Candomblé encontra o pentecostalismo: cultos de corpos, fé e fervores
Projeto “Performances de fé: cultos da igreja pentecostal evangélica e ritos do candomblé” desvenda semelhanças entre cerimônias religiosas normalmente tidas como as mais distantes possíveis
Um projeto experimental propenso a fazer o contrário do que muitos pregam: aproximar o candomblé do cristianismo pentecostal. Para isso, apenas fotografias – e o poder silencioso que são capazes de traduzir, tão inquietantes quanto a própria fé. Foi com essa proposta que a bacharel em comunicação Marcela Cintra concebeu, e agora divulga, o seu trabalho. Aproximar mundos supostamente distantes com as semelhanças que muitos prefeririam ignorar não é tarefa fácil, mas é uma das mais nobres funções do fotojornalismo. A experiência, quem conta é ela:
“Desde que me entendo por gente, nunca fui adepta a nenhuma religião. Alguns cultos e segmentos, porém, chamam a minha atenção há um certo tempo. Da curiosidade de entender melhor cultos pentecostais, por exemplo, surgiu a ideia de registrá-los. Das conversas e discussões sobre o assunto, veio a proposta de compará-los ritos do candomblé, a fim de verificar se, apesar de serem doutrinas extremamente diferentes, ambas caminhariam juntas em, pelo menos, um aspecto: o fervor dos cultos – ‘performances’ de fé fortemente presentes nessas cerimônias. Também, através dos registros imagéticos, tentei unir as duas religiões tão intolerantes entre si.

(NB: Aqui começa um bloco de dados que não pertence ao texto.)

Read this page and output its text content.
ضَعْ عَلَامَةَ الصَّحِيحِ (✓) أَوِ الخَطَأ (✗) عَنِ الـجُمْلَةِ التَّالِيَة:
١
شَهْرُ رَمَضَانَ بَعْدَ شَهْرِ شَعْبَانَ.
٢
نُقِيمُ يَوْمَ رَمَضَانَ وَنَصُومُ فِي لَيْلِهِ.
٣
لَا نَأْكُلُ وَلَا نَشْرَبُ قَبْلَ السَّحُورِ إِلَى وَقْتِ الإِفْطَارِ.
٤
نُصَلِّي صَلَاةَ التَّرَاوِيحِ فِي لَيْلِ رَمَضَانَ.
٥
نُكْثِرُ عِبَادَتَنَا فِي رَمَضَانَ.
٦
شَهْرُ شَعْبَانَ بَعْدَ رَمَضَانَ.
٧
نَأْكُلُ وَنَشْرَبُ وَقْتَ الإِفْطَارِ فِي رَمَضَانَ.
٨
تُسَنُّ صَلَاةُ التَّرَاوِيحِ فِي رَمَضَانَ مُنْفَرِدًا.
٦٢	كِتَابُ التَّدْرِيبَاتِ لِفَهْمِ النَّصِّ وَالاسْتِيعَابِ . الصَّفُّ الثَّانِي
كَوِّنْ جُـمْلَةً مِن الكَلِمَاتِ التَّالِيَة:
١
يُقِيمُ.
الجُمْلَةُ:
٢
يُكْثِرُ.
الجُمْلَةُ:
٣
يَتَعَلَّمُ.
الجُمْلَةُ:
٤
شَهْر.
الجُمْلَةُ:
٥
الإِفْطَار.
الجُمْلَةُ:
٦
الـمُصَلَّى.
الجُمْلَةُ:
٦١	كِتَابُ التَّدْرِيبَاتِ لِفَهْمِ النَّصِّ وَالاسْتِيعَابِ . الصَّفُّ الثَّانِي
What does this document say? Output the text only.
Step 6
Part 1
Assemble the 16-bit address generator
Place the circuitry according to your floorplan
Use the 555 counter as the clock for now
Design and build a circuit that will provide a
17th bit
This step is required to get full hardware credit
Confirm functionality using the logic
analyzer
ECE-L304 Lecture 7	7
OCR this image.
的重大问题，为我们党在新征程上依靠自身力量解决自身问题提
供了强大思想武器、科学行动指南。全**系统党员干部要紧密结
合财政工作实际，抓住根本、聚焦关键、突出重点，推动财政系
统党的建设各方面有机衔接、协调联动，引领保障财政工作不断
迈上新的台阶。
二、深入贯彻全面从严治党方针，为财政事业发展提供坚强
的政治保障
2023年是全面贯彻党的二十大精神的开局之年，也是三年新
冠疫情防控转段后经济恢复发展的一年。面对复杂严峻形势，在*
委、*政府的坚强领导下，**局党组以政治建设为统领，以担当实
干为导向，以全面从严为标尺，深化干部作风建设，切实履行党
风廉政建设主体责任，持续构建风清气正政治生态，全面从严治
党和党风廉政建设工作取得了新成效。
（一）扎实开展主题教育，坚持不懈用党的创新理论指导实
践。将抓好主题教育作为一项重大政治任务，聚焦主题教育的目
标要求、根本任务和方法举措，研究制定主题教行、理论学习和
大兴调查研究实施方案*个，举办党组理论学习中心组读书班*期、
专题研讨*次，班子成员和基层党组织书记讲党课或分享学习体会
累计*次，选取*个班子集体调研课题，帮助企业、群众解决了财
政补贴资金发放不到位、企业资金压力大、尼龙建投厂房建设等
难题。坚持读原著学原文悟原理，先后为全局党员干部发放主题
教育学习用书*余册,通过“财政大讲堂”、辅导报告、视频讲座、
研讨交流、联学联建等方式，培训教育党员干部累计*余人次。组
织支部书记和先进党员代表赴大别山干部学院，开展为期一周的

Depois que defini meu objetivo, então, parti para a parte prática, quando comecei a frequentar igrejas pentecostais. E admito: as visitas iniciais, apenas como observadora, foram vivências intensas. O estado de transe coletivo, o canto e gritos constantes, juntamente ao choro dos fiéis me assustaram, mas causaram, também curiosidade sobre tudo aquilo. E, como devem ser as nossas experiências na vida, quebraram muitos preconceitos. Com isso, já estava feliz.
Registros feitos, era a vez do candomblé. Mais choque. A riqueza dos ritos e das cores, não tão presentes nos pentecostais, não escondia as semelhanças que eu buscava. O choro, o sorriso, o ajoelhar, o abraçar, tão presentes nesses cultos, já haviam sido vistos nas cerimônias evangélicas. Mais preconceitos quebrados, o que me ajudou a registrar e as doutrinas a um mesmo “ambiente”.
Para mim, nada mais adequado que fotografias para realizar o trabalho, já que o ponto de encontro entre as doutrinas está nas “performances”. No que se vê. Nas expressões corporais tão fervorosamente sentidas por cada fiel ao encontrar seu deus. Do desafio, surgiram 30 fotos – na Igreja Pentecostal Monte Santo, no bairro de Santo Amaro, no Terreiro de Pai Adão, em Água Fria, e no Afoxé Omo Inã, em Mangabeira.”